Bien que d’un très haut rang, Sesshoumaru appréciait sa vie de nomade et surtout ses nuits à la belle étoile. Heureusement pour lui, Rin qui avait vécu jusque là comme une sauvage semblait avoir le même penchant. Elle passait ses nuits près du feu qui lui avait servi à cuire ses poissons et ses champignons, allongée sur une couverture et recouverte d’une seconde. Elle ne quittait pas son maître des yeux. Ce dernier restait de longs moments le regard plongé dans les astres. Curieuse, elle se mit à faire de même dans l’espoir de comprendre ce que le youkai pouvait bien y trouver ; peut-être ses parents, tout comme elle. Mais elle ne restait jamais bien longtemps éveillée : les longues marches l’avaient suffisamment épuisée pour qu’elle fermât les yeux au bout de cinq à dix minutes.

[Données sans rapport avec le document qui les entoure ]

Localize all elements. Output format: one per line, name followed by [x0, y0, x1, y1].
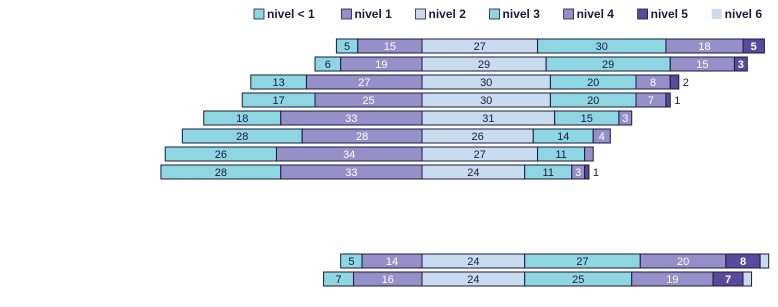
bar-label-g1-r0-s3: 27: [576, 256, 589, 268]
legend-swatch-5: [638, 9, 648, 19]
bar-label-g0-r4-s3: 15: [580, 113, 593, 125]
bar-label-g1-r0-s0: 5: [348, 256, 355, 268]
bar-label-g0-r7-s4: 3: [575, 167, 582, 179]
bar-g1-r1-s6: [743, 272, 752, 286]
bar-label-g0-r5-s0: 28: [236, 131, 249, 143]
bar-label-g0-r2-s3: 20: [587, 77, 600, 89]
legend-label-0: nivel < 1: [267, 7, 315, 21]
legend-swatch-6: [712, 9, 722, 19]
bar-g0-r6-s4: [585, 147, 594, 161]
bar-outside-label-g0-r3: 1: [674, 95, 681, 107]
bar-label-g0-r5-s1: 28: [355, 131, 369, 143]
bar-label-g1-r1-s3: 25: [572, 274, 585, 286]
legend-label-1: nivel 1: [354, 7, 392, 21]
bar-label-g0-r5-s4: 4: [598, 131, 605, 143]
bar-label-g0-r7-s1: 33: [345, 167, 358, 179]
bar-label-g0-r3-s2: 30: [480, 95, 493, 107]
bar-label-g0-r4-s1: 33: [345, 113, 358, 125]
bar-label-g0-r0-s4: 18: [698, 41, 711, 53]
bar-g0-r7-s5: [585, 165, 589, 179]
bar-label-g0-r1-s2: 29: [477, 59, 491, 71]
legend-swatch-2: [416, 9, 426, 19]
bar-label-g0-r0-s3: 30: [595, 41, 608, 53]
bar-label-g0-r1-s3: 29: [602, 59, 615, 71]
bar-label-g0-r0-s0: 5: [344, 41, 351, 53]
legend-swatch-1: [341, 9, 351, 19]
bar-g0-r2-s5: [670, 75, 679, 89]
bar-label-g0-r7-s2: 24: [467, 167, 480, 179]
bar-label-g0-r2-s0: 13: [272, 77, 285, 89]
legend: [254, 7, 762, 21]
bar-label-g0-r5-s2: 26: [471, 131, 484, 143]
bar-label-g1-r0-s2: 24: [467, 256, 480, 268]
bar-label-g1-r1-s5: 7: [724, 274, 732, 286]
bar-label-g0-r1-s5: 3: [737, 59, 744, 71]
bar-label-g0-r6-s3: 11: [555, 149, 567, 161]
legend-swatch-0: [254, 9, 264, 19]
legend-label-2: nivel 2: [428, 7, 466, 21]
bar-label-g0-r6-s1: 34: [343, 149, 356, 161]
bar-label-g0-r3-s1: 25: [362, 95, 375, 107]
legend-swatch-4: [564, 9, 574, 19]
bar-label-g0-r2-s2: 30: [480, 77, 493, 89]
legend-label-3: nivel 3: [502, 7, 540, 21]
bar-label-g0-r4-s4: 3: [622, 113, 629, 125]
bar-label-g0-r4-s0: 18: [236, 113, 249, 125]
bar-label-g0-r5-s3: 14: [557, 131, 570, 143]
bar-g1-r0-s6: [760, 254, 769, 268]
bar-label-g0-r0-s5: 5: [750, 41, 757, 53]
bar-label-g0-r1-s1: 19: [375, 59, 388, 71]
legend-label-4: nivel 4: [576, 7, 614, 21]
bar-label-g0-r4-s2: 31: [482, 113, 495, 125]
bar-label-g1-r0-s1: 14: [385, 256, 399, 268]
bar-label-g0-r1-s4: 15: [696, 59, 709, 71]
bar-g0-r3-s5: [666, 93, 670, 107]
bar-outside-label-g0-r7: 1: [592, 167, 600, 179]
bars: [161, 39, 769, 286]
bar-label-g0-r3-s3: 20: [587, 95, 600, 107]
bar-outside-label-g0-r2: 2: [682, 77, 689, 89]
legend-swatch-3: [490, 9, 500, 19]
bar-label-g0-r6-s2: 27: [473, 149, 486, 161]
bar-label-g0-r0-s1: 15: [383, 41, 397, 53]
bar-label-g0-r2-s4: 8: [650, 77, 657, 89]
bar-label-g1-r0-s4: 20: [676, 256, 690, 268]
bar-label-g0-r6-s0: 26: [214, 149, 227, 161]
bar-label-g0-r0-s2: 27: [473, 41, 486, 53]
bar-label-g0-r7-s0: 28: [214, 167, 227, 179]
legend-label-6: nivel 6: [724, 7, 763, 21]
bar-label-g1-r1-s1: 16: [381, 274, 394, 286]
bar-label-g0-r3-s4: 7: [647, 95, 655, 107]
bar-label-g0-r1-s0: 6: [324, 59, 331, 71]
bar-label-g1-r0-s5: 8: [739, 256, 747, 268]
bar-label-g1-r1-s0: 7: [335, 274, 342, 286]
bar-label-g0-r2-s1: 27: [358, 77, 371, 89]
legend-label-5: nivel 5: [650, 7, 688, 21]
bar-label-g0-r7-s3: 11: [542, 167, 554, 179]
bar-label-g1-r1-s2: 24: [467, 274, 480, 286]
bar-label-g1-r1-s4: 19: [666, 274, 679, 286]
bar-label-g0-r3-s0: 17: [272, 95, 285, 107]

L’hiver se rapprochait à grands pas et les nuits devenaient plus fraîches aussi. Et malgré les campements établis à l’entrée de grottes, à l’abri du vent, il avait plusieurs fois surpris Rin en train de trembler de froid. Les humains ! Quelle faible race ! Comment de tels êtres arrivaient-ils à vivre et à survivre dans des conditions extrêmes ? Un soir, n’y tenant plus, Rin se leva, enveloppée de sa couverture, quitta le feu et se dirigea vers son maître toujours éveillé. Il ne la regarda pas mais elle n’osa lui poser la question salutaire. Puis, naturellement, comme si les deux s’étaient compris d’instinct, Sesshoumaru déploya la longue fourrure qu’il portait habituellement sur l’épaule droite. Sans plus se faire prier, Rin accueillit son geste, se débarrassa de sa couverture et se blottit au creux du chaud duvet. Sesshoumaru rabattit la queue autour du frêle petit corps pour en faire une espèce de nid. Rin sombra quasi instantanément dans le sommeil, réchauffée et surtout rassurée de constater, après s’être lovée contre Sesshoumaru qui portait toujours son armure, que ce dernier avait un cœur.